Salles de classe, maternités, terrains de jeu et hôpitaux se transforment de plus en plus en champs de bataille. Pour les Nations Unies, les enfants ne sont plus seulement les victimes collatérales des guerres : ils sont devenus l’une des principales cibles des belligérants.
Le constat est sans précédent. En 2025, les Nations Unies ont vérifié 38 558 violations graves commises contre 24 174 enfants, un record depuis la création, il y a 30 ans, du mécanisme chargé de les documenter. Enfants tués ou mutilés, recrutés de force, violés, enlevés, privés d’école, de soins ou d’aide humanitaire : derrière ces chiffres, les responsables onusiens voient moins une aggravation quantitative qu’une transformation profonde de la manière dont les guerres sont désormais menées.
« L’inaction n’est pas le résultat de l’ignorance », a lancé mercredi, devant le Conseil de sécurité, Vanessa Frazier, la responsable des Nations Unies pour les enfants et les conflits armés. « C’est un choix politique délibéré ».

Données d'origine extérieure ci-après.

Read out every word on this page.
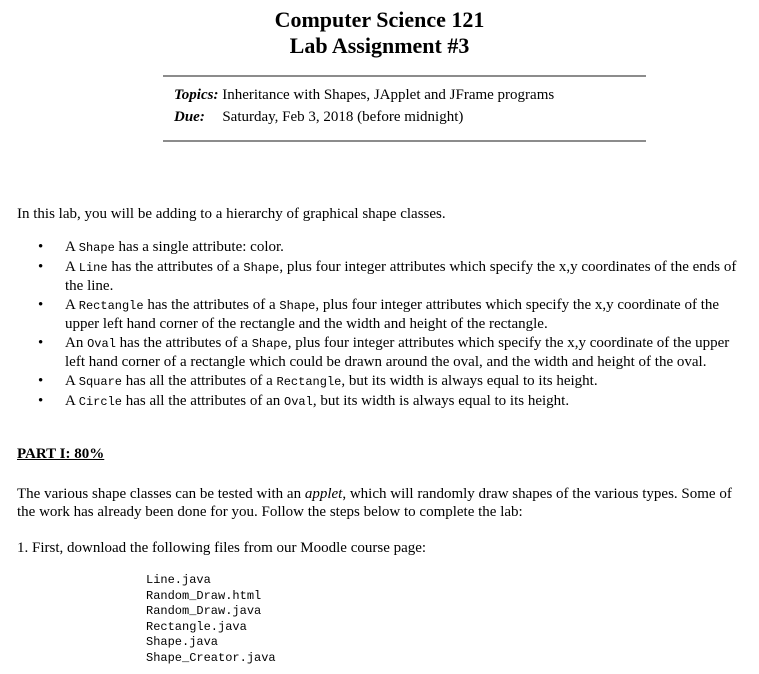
Computer Science 121
Lab Assignment #3
Topics: Inheritance with Shapes, JApplet and JFrame programs
Due: Saturday, Feb 3, 2018 (before midnight)
In this lab, you will be adding to a hierarchy of graphical shape classes.
• A Shape has a single attribute: color.
• A Line has the attributes of a Shape, plus four integer attributes which specify the x,y coordinates of the ends of the line.
• A Rectangle has the attributes of a Shape, plus four integer attributes which specify the x,y coordinate of the upper left hand corner of the rectangle and the width and height of the rectangle.
• An Oval has the attributes of a Shape, plus four integer attributes which specify the x,y coordinate of the upper left hand corner of a rectangle which could be drawn around the oval, and the width and height of the oval.
• A Square has all the attributes of a Rectangle, but its width is always equal to its height.
• A Circle has all the attributes of an Oval, but its width is always equal to its height.
PART I: 80%
The various shape classes can be tested with an applet, which will randomly draw shapes of the various types. Some of the work has already been done for you. Follow the steps below to complete the lab:
1. First, download the following files from our Moodle course page:
Line.java
Random_Draw.html
Random_Draw.java
Rectangle.java
Shape.java
Shape_Creator.java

Ce basculement apparaît d’abord dans l’identité des responsables. Pour la première fois depuis que les Nations Unies publient ce rapport annuel, les forces gouvernementales ont commis davantage de violations graves contre les enfants que les groupes armés non étatiques. Elles sont notamment responsables de la majorité des enfants tués ou mutilés, des attaques contre les écoles et les hôpitaux, ainsi que des entraves à l’acheminement de l’aide humanitaire.
Pour Vanessa Frazier, il ne s’agit pas d’une simple évolution statistique, mais d’un renversement des responsabilités. « Lorsque les États deviennent les principaux auteurs de violations contre les enfants, cela révèle un mépris profond du droit international humanitaire et des droits humains », a-t-elle averti. « Les générations futures nous jugeront sur cet effondrement de notre humanité collective ».
Le débat organisé mercredi au Conseil de sécurité sur les enfants dans les conflits armés a eu lieu alors que, la veille, une commission d’enquête indépendante mandatée par le Conseil des droits de l’homme de l’ONU a accusé Israël de prendre délibérément pour cible des enfants palestiniens dans la bande de Gaza. Selon ses conclusions, ces actes constituent un élément déterminant pour établir une intention génocidaire. D’après l’UNICEF, plus de 260 enfants ont été tués dans l’enclave depuis la rupture de la trêve, en octobre 2025, soit environ un par jour.
Une guerre qui déborde du front
Près de 70 % des victimes infantiles recensées en 2025 ont été tuées ou blessées par des armes explosives utilisées dans des zones densément peuplées. Les bombardements détruisent écoles, hôpitaux, réseaux d’eau et d’électricité. Et les munitions non explosées continuent pendant des années de tuer ou de mutiler, bien après la fin des affrontements.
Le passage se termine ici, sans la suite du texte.